Calhoun Not Sure What He Has In Young Huskies
STORRS, Conn. (AP) — Coach Jim Calhoun says he’s not yet sure what to make of this year’s Connecticut Huskies.
But he loves coaching them.
After spending the summer responding to allegations of NCAA recruiting violations, the 68-year-old Hall of Famer is happy to be back in the gym teaching a team that includes six freshmen, all of whom are expected to see some playing time. A seventh, 7-foot-1 German center Enosch Wolf, is expected to join the squad in December, after being admitted to school for the second semester.
UConn, which went to a Final Four two seasons ago, is picked by the coaches to finish 10th in the Big East.
Calhoun says he’s had friends and NBA scouts come in to watch practice and has asked all of them what kind of team he has.
“Most people, say we’re athletic,” he said. “I think we’re long, I think we’re quick, I think we have more shooters than we did last year.”
But UConn, which went 18-16 last season and lost in the second round of the NIT, has just one legitimate star. That’s 6-foot-1 junior guard Kemba Walker, who averaged 14 points as a sophomore.
“Kemba clearly is a level above everybody else,” Calhoun said “We can’t stop him. Hopefully, nobody else will.”
Walker, a team captain, said he’s worked hard in the offseason to improve his shooting on the court, and his leadership skills off the court.
Before practice started this season, he invited the entire team to his apartment, where he cooked them all a fried chicken dinner.

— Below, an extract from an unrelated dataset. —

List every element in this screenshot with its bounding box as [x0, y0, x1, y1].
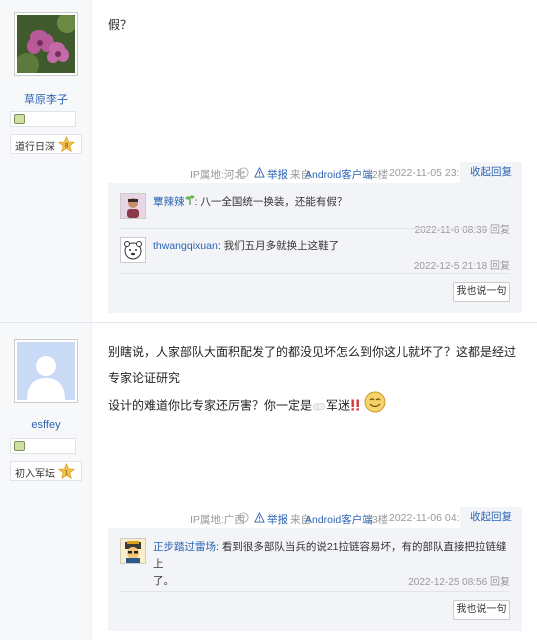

“It was just something I wanted to do to help bond us all together,” he said.
Sophomore forward Jamal Coombs-McDaniel joked that he was a bit worried the team would bond over the shared experience of food poisoning.
“But then he told me his mom walked him through every step, so I was alright with it,” he said. “He’s a great leader. This is probably his last year here, so we’re going to make the most of it.”
Calhoun said he’s seen improvement in Coombs-McDaniel and is looking for more from sophomore forward Alex Oriakhi, who has struggled during practice with a mask he’s been forced to wear after breaking his nose.
But it’s the freshmen who could make or break the season. That class includes: highly touted Roscoe Smith, a 6-8 player who is trying to learn both the small and power forward positions; Michael Bradley, a 6-10 center with an outside shot; Jeremy Lamb, a 6-5 swingman and perimeter shooter; Niels Giffey from Germany, a 6-7 outside threat; and 6-foot point guard Shabazz Napier, who is Walker’s heir apparent.
“We are a majority of freshmen, but I think we’re going to surprise a lot of people,” Smith said. “We know we lost Stanley Robinson and Jerome Dyson, a lot of players, so we’ve got to contribute a lot.”
Calhoun said the biggest surprise has been 6-10 freshman Tyler Olander, who played his high school basketball less than a mile from Gampel Pavilion at E.O. Smith High School in Storrs.
He said Olander showed he can shoot, set screens and rebound. It was originally though that Olander might redshirt his freshman season.
“Tyler’s the best post player we have,” Calhoun said.
UConn opens the season on Nov. 12 against Stony Brook, and Calhoun said fans shouldn’t be surprised to see a lot of outside shooting, a lot of running and perhaps more zone defense.
“But as far as what we are, who we are, how good we’re going to be,” Calhoun said, “I don’t have those answers.”